Third, Cat got to talk about the class’s topics in detail: dialogue and description. I appreciate this a lot; much of what was discussed was new to me, even though I’ve read quite a few writing books. For instance, neurolinguistic studies as applied to dialogue, and what description needs to accomplish. I must admit I’m also pleased these days to see misleading advice from various sources get mythbusted—not that Cat does this on a regular basis, but there are writing books out there that tell you to use dialogue as infrequently as possible. This was busted via many examples, including Terry Bisson (who has written pure dialogue stories) and Connie Willis (whose dialogue carries many of her stories, and very well at that).

Fourth, the homework terrifies me: take a piece you’re not satisfied with, rewrite it, and think about how you’re rewriting it. I think this is a great thing, because homework that terrifies usually takes you places, like the expository lump. I’m noticing that the exercises are getting harder with each class.

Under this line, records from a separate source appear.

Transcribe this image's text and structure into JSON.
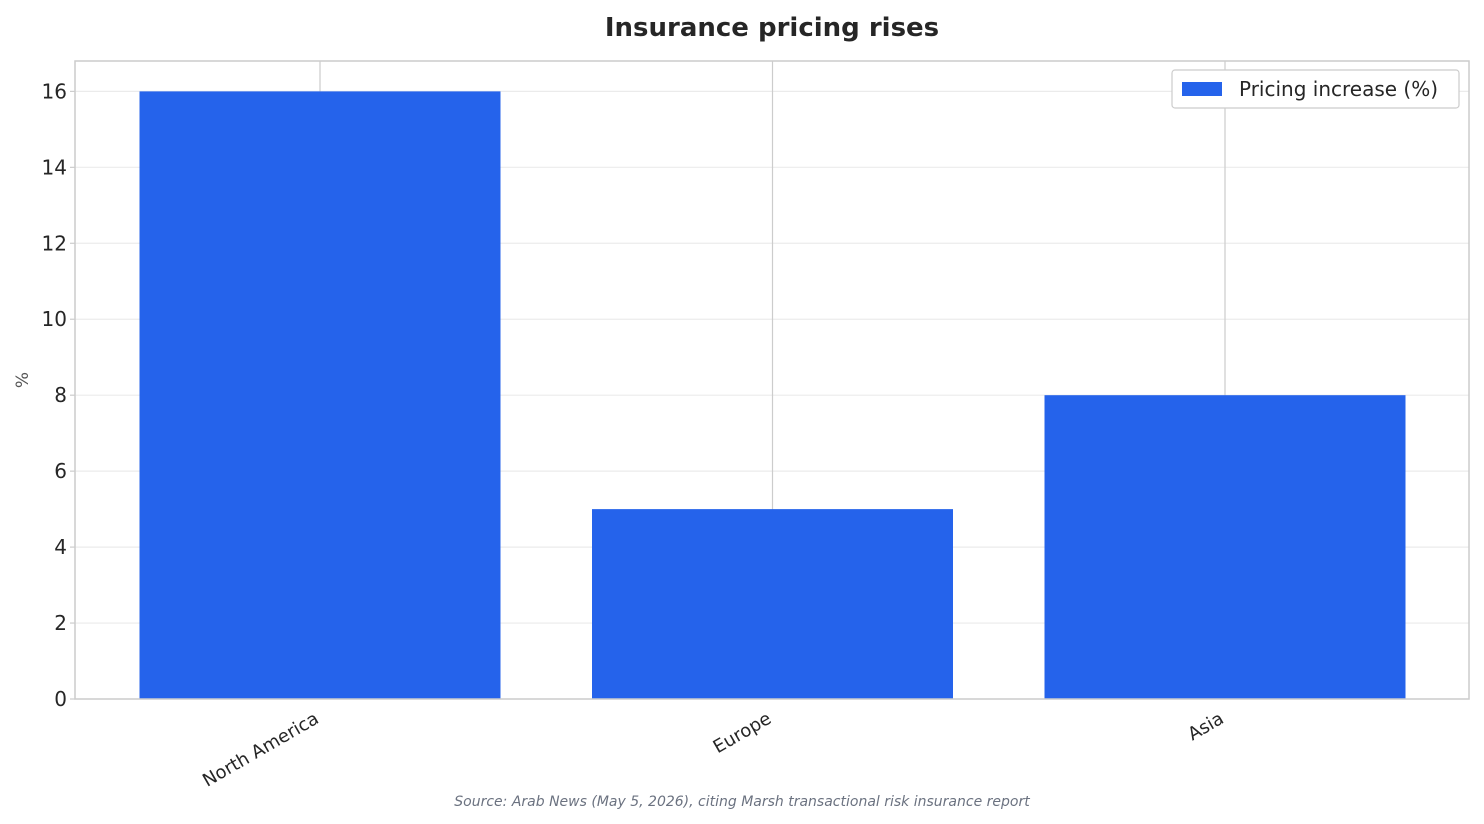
{
  "chart_data": {
    "type": "bar",
    "title": "Insurance pricing rises",
    "xlabel": "",
    "ylabel": "%",
    "categories": [
      "North America",
      "Europe",
      "Asia"
    ],
    "series": [
      {
        "name": "Pricing increase (%)",
        "values": [
          16,
          5,
          8
        ],
        "color": "#2563eb"
      }
    ],
    "ylim": [
      0,
      16.8
    ],
    "yticks": [
      0,
      2,
      4,
      6,
      8,
      10,
      12,
      14,
      16
    ],
    "grid": true,
    "legend": "top-right",
    "source": "Source: Arab News (May 5, 2026), citing Marsh transactional risk insurance report"
  }
}
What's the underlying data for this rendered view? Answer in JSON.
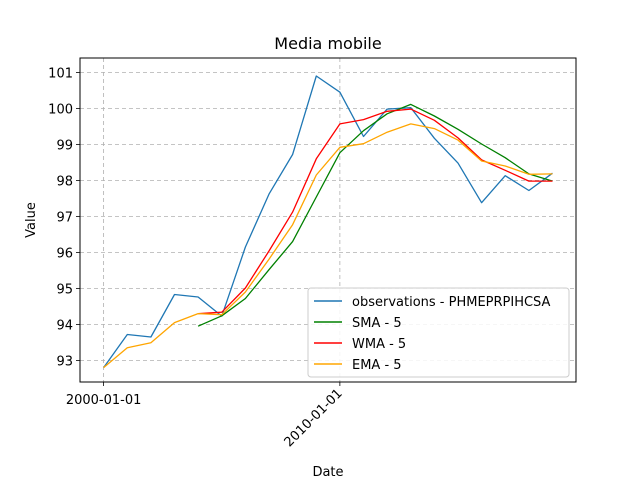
{
  "chart_data": {
    "type": "line",
    "title": "Media mobile",
    "xlabel": "Date",
    "ylabel": "Value",
    "x_ticks": [
      "2000-01-01",
      "2010-01-01"
    ],
    "y_ticks": [
      93,
      94,
      95,
      96,
      97,
      98,
      99,
      100,
      101
    ],
    "ylim": [
      92.4,
      101.4
    ],
    "xlim": [
      "1999-01-01",
      "2019-12-31"
    ],
    "grid": true,
    "legend_position": "lower-right",
    "x": [
      "2000-01-01",
      "2001-01-01",
      "2002-01-01",
      "2003-01-01",
      "2004-01-01",
      "2005-01-01",
      "2006-01-01",
      "2007-01-01",
      "2008-01-01",
      "2009-01-01",
      "2010-01-01",
      "2011-01-01",
      "2012-01-01",
      "2013-01-01",
      "2014-01-01",
      "2015-01-01",
      "2016-01-01",
      "2017-01-01",
      "2018-01-01",
      "2019-01-01"
    ],
    "series": [
      {
        "name": "observations - PHMEPRPIHCSA",
        "color": "#1f77b4",
        "values": [
          92.8,
          93.72,
          93.65,
          94.83,
          94.76,
          94.23,
          96.15,
          97.62,
          98.72,
          100.9,
          100.45,
          99.22,
          99.98,
          100.02,
          99.17,
          98.48,
          97.38,
          98.13,
          97.72,
          98.2
        ]
      },
      {
        "name": "SMA - 5",
        "color": "#008000",
        "values": [
          null,
          null,
          null,
          null,
          93.95,
          94.24,
          94.72,
          95.52,
          96.3,
          97.54,
          98.77,
          99.38,
          99.85,
          100.11,
          99.79,
          99.42,
          99.01,
          98.63,
          98.18,
          97.98
        ]
      },
      {
        "name": "WMA - 5",
        "color": "#ff0000",
        "values": [
          null,
          null,
          null,
          null,
          94.3,
          94.34,
          95.01,
          96.04,
          97.12,
          98.6,
          99.57,
          99.69,
          99.92,
          99.98,
          99.67,
          99.18,
          98.57,
          98.28,
          97.98,
          97.98
        ]
      },
      {
        "name": "EMA - 5",
        "color": "#ffa500",
        "values": [
          92.8,
          93.35,
          93.49,
          94.05,
          94.3,
          94.27,
          94.9,
          95.81,
          96.77,
          98.15,
          98.92,
          99.02,
          99.34,
          99.57,
          99.44,
          99.12,
          98.54,
          98.4,
          98.17,
          98.18
        ]
      }
    ]
  }
}
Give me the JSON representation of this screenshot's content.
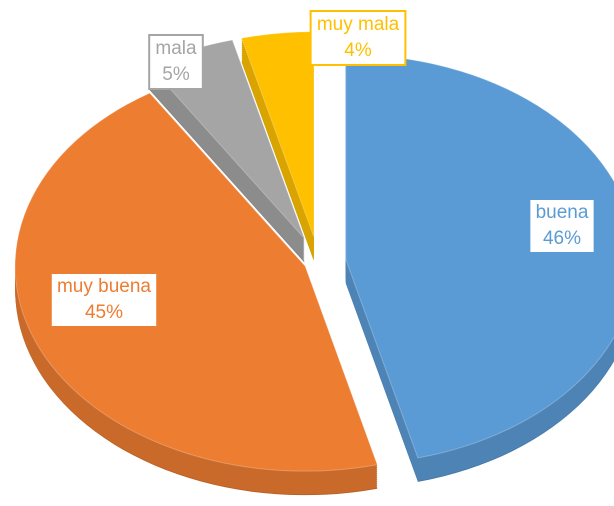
{
  "chart_data": {
    "type": "pie",
    "categories": [
      "buena",
      "muy buena",
      "mala",
      "muy mala"
    ],
    "values": [
      46,
      45,
      5,
      4
    ],
    "value_labels": [
      "46%",
      "45%",
      "5%",
      "4%"
    ],
    "colors": [
      "#5b9bd5",
      "#ed7d31",
      "#a5a5a5",
      "#ffc000"
    ]
  }
}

The thing about me is that I really do revise a lot; I revise while I’m writing, which is supposed to be a sin, but hey, if it works that’s all that matters, whether or not people tell you that it shouldn’t. I think this is actually how the folks who produce “perfect” first drafts work, as discussion after class seemed to point out: if they get stuck, they go back and revise.

I’ve just never really thought about what I’ve been doing.

I really need to start thinking about what I’m doing more often.

I’ll add another thing: Cat’s classes seem to have unblocked something in me. Probably because of the exercises, I’ve been writing stories other than what is tentatively called Seal Tales. I’ve even been writing with an eye towards publication.

After class, I took a walk. I stopped by our bookstore and bought Steering the Craft (it’s not available for the Kindle), and haven’t regretted it thus far.